New Zealand dairy farmers average 54 per cent equity in their properties, compared with Australian farmers who owned 82 per cent of their farms.

New Zealand dairy farmers achieved a much stronger return on capital if capital gains were included, "but there can be no doubt as a sector we are significantly more leveraged".

"Is farm debt the steroid currently fuelling the confidence in the long-term outlook?" he asked the farmers. "I haven't seen too many situations of late where the neighbour's block has been bought with anything less than 100 per cent finance.

"Debt to the farming sector has doubled in the last five years, from $12 billion to $23 billion," Wilkshire said.

The first $12 billion of debt had taken 150 years to accumulate, and Wilkshire questioned whether the $11 billion further debt added over the past five years had inflated business confidence.

He said banks and other lenders also had a generation of staff who had hardly seen a drought let alone a rural downturn, and were often being paid incentives based on approving loans.
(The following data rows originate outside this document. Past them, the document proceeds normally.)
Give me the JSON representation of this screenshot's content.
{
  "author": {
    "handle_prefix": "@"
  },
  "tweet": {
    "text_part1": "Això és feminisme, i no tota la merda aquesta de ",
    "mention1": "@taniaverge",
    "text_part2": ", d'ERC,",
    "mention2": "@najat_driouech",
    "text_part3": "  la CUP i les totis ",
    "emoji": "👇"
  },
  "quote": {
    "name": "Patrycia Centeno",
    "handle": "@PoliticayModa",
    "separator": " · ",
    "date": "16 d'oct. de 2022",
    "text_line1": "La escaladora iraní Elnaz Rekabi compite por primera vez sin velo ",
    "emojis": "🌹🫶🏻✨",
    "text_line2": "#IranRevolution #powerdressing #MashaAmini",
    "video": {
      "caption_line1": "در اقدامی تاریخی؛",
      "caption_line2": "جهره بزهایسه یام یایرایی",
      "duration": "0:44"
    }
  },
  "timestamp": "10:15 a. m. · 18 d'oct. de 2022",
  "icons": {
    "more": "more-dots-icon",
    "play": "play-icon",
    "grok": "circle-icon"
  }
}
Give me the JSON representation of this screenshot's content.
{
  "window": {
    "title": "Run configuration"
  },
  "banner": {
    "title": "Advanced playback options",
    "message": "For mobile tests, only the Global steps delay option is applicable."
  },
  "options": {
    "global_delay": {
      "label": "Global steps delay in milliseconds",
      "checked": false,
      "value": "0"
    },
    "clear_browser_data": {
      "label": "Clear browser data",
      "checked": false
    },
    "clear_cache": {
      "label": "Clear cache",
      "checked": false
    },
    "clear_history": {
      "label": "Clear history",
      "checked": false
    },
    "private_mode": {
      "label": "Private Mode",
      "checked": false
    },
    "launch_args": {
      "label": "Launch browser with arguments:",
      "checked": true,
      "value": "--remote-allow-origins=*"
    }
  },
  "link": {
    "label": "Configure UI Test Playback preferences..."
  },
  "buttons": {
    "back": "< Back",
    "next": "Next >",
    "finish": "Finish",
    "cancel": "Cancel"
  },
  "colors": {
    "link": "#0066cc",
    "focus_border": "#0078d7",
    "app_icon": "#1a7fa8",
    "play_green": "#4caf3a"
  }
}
But the banking industry was only responding to farmer demand, many of whom had been farming for 20 or 30 years.

"No doubt my peers in the banking industry will be attesting as to the quality of their [loans] book," he said. "The reality is, we haven't had a downturn yet."
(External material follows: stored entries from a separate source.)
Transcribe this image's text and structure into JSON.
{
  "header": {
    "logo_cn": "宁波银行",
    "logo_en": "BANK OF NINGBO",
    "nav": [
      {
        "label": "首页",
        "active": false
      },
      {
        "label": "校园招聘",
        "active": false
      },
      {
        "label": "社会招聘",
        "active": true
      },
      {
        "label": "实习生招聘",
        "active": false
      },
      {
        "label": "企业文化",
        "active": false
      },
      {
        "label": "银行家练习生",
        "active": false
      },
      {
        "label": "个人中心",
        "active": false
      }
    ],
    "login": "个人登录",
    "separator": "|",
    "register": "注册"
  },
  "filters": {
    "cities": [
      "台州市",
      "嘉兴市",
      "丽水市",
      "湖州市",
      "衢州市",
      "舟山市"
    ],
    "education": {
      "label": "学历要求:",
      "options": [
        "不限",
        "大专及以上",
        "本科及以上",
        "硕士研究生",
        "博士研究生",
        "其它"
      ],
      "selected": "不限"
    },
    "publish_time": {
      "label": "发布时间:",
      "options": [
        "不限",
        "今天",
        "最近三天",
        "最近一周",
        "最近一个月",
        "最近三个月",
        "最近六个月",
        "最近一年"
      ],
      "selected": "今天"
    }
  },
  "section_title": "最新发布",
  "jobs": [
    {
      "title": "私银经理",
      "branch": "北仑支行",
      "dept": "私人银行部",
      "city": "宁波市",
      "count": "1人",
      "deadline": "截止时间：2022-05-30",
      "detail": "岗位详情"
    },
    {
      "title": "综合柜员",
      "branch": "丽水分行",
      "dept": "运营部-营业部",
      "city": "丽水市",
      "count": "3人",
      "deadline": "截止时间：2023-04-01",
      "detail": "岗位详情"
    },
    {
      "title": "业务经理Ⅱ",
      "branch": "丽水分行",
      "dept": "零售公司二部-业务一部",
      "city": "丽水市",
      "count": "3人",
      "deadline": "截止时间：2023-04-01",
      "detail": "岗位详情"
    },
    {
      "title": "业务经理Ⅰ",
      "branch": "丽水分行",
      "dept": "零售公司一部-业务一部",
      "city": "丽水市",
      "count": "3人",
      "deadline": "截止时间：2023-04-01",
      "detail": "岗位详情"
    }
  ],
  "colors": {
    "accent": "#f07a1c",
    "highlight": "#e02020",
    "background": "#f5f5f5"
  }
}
Wilkshire said talk had turned recently to a "perfect storm" scenario of a triple-hit - a national production shortfall, a high exchange rate and commodities coming off a cyclical high - as if it could never happen.
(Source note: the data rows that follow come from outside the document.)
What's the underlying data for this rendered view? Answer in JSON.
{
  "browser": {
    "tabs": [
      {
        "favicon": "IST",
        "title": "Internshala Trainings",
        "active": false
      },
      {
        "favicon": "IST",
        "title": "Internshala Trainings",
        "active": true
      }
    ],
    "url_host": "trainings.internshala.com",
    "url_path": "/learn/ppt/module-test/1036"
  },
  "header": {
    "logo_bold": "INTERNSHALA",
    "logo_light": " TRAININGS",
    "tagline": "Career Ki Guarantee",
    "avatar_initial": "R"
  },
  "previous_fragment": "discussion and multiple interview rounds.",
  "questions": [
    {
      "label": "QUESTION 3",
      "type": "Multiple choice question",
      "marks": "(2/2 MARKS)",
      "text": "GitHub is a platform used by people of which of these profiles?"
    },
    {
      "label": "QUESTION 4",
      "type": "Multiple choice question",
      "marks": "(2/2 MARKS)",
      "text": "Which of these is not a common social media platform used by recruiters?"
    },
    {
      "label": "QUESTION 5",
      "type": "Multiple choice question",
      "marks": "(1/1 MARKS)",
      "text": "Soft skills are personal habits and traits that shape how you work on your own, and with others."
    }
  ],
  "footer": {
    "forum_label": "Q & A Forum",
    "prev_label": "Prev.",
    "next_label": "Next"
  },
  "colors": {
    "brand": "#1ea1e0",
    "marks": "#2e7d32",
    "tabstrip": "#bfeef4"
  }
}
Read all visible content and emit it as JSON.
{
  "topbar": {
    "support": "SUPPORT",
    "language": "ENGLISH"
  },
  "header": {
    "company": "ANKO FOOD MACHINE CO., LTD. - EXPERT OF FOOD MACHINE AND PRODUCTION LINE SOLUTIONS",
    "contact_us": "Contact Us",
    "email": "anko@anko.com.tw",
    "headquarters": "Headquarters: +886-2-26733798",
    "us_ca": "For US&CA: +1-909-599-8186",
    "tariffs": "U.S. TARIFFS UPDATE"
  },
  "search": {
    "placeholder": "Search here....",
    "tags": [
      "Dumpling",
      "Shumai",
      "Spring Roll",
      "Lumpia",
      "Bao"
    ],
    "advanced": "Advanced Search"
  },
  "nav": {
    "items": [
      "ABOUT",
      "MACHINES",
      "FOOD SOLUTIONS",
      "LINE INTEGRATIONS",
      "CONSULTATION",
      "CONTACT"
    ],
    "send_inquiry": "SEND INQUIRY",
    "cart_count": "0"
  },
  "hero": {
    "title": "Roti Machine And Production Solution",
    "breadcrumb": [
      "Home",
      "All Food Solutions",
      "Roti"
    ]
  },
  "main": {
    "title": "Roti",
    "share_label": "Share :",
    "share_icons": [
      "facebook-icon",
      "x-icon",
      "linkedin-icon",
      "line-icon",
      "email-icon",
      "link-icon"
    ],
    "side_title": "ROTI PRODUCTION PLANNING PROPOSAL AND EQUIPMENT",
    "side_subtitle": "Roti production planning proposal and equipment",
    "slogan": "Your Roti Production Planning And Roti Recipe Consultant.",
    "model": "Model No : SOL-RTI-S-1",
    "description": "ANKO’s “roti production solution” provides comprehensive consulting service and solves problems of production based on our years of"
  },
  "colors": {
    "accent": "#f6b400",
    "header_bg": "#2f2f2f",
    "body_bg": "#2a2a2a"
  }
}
Dairy farmers should be taking a hard look at exactly how they would manage a significant drop in business confidence in their sector.

There had been a significant lift in "on-farm" productivity and financial returns over the past decade:

* NZ milk production had doubled to 14 billion litres, according to the most recent (2004) MAF situation and outlook report.

* Production per-cow had risen about 25 per cent.

* There were 5.1 million cows compared with 3.8 million 10 years ago.

But Wilkshire said the payout in inflation-adjusted terms had remained relatively static at $3.79 on a 10-year average.

MAF analysts have predicted that average milk payouts to dairy farmers may slump to $3.11 a kilogram milksolids in the year to June 2006, with Fonterra farmers likely to get only $3.07c/kg.

And MAF said in its situation and outlook forecasts last year "payout is forecast to fall to $3.11/kg milksolids in 2005-06, due mainly to the delayed impact on Fonterra of the current high NZ dollar". If the US dollar exchange rate was higher than expected, the Fonterra payout - minus a 3c/kg industry-good levy - could fall as low as $2.97/kg in 2006.

Farm debt

* Dairy farmers have been warned against over-confidence about the future of the industry.
* Farm debt has soared and left New Zealand farmers in worse financial shape than those across the Tasman.
* A downturn with a high exchange rate and commodities coming off cyclical highs would hit the heavily indebted first.